The mechanism of mammalian vesicle rupture onto the surface of a polarized carbon fiber microelectrode during electrochemical vesicle cytometry is investigated. It appears that following adsorption to the surface of the polarized electrode, electroporation leads to the formation of a pore at the interface between a vesicle and the electrode and this is shown to be potential dependent. The chemical cargo is then released through this pore to be oxidized at the electrode surface. This makes it possible to quantify the contents as it restricts diffusion away from the electrode and coulometric oxidation takes place. Using a bottom up approach, lipid-only transmitter-loaded liposomes were used to mimic native vesicles and the rupture events occurred much faster in comparison with native vesicles. Liposomes with added peptide in the membrane result in rupture events with a lower duration than that of liposomes and faster in comparison to native vesicles. Diffusional models have been developed and suggest that the trend in pore size is dependent on soft nanoparticle size and diffusion of the content in the nanometer vesicle. In addition, it appears that proteins form a barrier for the membrane to reach the electrode and need to move out of the way to allow close contact and electroporation. The protein dense core in vesicles matrixes is also important in the dynamics of the events in that it significantly slows diffusion through the vesicle.
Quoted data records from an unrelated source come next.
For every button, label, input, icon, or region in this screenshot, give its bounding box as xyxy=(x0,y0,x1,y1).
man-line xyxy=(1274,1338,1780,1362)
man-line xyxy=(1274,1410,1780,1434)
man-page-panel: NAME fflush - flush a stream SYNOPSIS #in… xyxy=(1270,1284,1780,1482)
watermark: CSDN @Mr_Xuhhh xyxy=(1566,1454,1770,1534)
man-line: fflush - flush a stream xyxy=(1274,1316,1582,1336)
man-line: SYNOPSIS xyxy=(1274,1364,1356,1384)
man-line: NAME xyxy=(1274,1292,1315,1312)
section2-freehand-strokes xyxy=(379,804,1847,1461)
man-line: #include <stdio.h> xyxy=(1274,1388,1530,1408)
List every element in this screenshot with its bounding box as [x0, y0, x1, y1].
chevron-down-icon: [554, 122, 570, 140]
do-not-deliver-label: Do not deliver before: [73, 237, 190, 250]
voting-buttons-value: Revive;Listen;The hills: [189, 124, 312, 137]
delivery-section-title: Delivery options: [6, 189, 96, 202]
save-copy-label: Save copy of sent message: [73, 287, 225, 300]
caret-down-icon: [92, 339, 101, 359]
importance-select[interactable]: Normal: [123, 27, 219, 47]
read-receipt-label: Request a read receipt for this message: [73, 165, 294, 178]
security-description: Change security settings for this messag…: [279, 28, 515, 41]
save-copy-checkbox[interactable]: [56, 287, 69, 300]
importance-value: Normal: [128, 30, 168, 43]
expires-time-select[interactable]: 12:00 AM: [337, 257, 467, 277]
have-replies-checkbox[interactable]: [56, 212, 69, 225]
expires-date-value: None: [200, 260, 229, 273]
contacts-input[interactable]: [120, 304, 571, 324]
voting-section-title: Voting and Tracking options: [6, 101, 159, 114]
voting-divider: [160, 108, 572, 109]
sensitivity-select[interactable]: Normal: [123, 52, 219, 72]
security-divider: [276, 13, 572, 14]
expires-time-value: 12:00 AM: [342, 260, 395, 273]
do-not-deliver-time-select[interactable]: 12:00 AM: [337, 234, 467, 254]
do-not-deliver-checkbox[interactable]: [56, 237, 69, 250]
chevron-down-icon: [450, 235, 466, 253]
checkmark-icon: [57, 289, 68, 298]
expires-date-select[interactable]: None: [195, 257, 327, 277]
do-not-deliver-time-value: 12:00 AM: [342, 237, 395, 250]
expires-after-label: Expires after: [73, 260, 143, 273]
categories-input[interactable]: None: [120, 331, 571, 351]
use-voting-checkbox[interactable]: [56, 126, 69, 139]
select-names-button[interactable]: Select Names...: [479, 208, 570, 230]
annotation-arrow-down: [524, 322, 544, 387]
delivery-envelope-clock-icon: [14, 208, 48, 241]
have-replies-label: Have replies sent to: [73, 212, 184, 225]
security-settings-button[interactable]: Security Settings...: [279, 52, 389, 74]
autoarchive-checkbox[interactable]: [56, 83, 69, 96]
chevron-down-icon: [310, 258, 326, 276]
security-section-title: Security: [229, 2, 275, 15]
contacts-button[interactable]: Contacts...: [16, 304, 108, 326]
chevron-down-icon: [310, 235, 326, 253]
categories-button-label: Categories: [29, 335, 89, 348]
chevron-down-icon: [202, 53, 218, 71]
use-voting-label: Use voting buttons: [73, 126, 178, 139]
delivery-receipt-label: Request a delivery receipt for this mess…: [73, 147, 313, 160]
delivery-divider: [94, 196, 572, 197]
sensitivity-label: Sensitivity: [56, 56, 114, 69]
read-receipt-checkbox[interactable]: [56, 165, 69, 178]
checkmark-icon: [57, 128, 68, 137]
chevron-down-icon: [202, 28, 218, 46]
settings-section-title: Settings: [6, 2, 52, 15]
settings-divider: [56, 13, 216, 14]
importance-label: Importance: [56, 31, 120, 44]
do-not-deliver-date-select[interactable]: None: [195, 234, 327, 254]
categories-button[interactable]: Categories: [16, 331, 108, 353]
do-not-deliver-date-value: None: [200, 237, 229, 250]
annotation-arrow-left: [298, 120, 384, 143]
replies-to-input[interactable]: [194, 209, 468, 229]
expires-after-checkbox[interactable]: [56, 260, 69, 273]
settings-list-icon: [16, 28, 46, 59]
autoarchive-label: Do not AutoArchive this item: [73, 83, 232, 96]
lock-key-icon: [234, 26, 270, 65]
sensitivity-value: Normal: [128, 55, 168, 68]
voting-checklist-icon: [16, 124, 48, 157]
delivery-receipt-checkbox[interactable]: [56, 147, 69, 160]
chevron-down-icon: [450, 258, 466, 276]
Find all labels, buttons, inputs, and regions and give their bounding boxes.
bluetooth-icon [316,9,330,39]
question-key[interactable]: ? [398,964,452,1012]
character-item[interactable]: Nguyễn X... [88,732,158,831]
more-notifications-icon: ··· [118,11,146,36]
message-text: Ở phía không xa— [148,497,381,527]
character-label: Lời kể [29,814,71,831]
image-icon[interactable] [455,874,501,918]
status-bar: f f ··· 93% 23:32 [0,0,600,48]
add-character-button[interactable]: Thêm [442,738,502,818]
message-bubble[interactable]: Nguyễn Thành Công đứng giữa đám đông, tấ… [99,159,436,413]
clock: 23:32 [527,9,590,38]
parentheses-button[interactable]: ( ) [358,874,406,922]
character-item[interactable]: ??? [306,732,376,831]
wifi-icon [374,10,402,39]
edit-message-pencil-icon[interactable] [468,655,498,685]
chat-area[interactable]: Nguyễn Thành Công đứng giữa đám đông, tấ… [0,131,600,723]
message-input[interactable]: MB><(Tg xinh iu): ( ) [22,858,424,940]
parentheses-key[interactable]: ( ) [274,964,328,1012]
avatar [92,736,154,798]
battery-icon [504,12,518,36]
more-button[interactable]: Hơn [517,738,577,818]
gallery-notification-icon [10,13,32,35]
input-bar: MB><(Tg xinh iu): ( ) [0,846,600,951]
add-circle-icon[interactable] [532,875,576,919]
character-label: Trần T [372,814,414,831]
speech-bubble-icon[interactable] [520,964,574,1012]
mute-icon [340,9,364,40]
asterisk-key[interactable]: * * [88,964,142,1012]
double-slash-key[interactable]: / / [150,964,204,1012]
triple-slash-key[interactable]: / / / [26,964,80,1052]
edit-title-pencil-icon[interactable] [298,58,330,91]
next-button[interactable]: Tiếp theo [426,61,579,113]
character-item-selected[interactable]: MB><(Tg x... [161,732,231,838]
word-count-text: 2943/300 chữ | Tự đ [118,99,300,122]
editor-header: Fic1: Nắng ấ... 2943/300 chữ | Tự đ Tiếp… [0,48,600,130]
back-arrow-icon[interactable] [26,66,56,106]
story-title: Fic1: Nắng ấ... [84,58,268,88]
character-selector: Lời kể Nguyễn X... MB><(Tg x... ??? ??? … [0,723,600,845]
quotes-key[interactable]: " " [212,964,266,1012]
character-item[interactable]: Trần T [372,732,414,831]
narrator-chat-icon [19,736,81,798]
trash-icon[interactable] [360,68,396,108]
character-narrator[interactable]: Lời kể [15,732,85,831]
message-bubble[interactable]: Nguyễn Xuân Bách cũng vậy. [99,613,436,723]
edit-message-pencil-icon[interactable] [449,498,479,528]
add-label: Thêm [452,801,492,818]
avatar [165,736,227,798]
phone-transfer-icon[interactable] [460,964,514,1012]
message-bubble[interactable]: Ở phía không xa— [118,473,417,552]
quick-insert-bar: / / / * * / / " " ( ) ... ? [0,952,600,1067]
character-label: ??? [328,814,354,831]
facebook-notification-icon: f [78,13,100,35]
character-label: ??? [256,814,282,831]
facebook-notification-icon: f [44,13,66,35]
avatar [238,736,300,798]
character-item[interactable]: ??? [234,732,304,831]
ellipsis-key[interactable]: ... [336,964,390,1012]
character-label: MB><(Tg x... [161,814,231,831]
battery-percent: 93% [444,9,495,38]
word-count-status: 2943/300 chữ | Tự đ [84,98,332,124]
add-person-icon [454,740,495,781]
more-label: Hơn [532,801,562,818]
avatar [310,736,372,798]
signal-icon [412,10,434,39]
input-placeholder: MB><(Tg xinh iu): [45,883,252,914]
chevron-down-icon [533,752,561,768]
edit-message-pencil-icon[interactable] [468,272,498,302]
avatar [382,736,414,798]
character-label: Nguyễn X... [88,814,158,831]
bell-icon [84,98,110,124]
Cholesterol Alters the Dynamics of Release in Protein Independent Cell Models for Exocytosis.

Neurons communicate via an essential process called exocytosis. Cholesterol, an abundant lipid in both secretory vesicles and cell plasma membrane can affect this process. In this study, amperometric recordings of vesicular dopamine release from two different artificial cell models created from a giant unilamellar liposome and a bleb cell plasma membrane, show that with higher membrane cholesterol the kinetics for vesicular release are decelerated in a concentration dependent manner. This reduction in exocytotic speed was consistent for two observed modes of exocytosis, full and partial release. Partial release events, which only occurred in the bleb cell model due to the higher tension in the system, exhibited amperometric spikes with three distinct shapes. In addition to the classic transient, some spikes displayed a current ramp or plateau following the maximum peak current. These post spike features represent neurotransmitter release from a dilated pore before constriction and show that enhancing membrane rigidity via cholesterol adds resistance to a dilated pore to re-close. This implies that the cholesterol dependent biophysical properties of the membrane directly affect the exocytosis kinetics and that membrane tension along with membrane rigidity can influence the fusion pore dynamics and stabilization which is central to regulation of neurochemical release.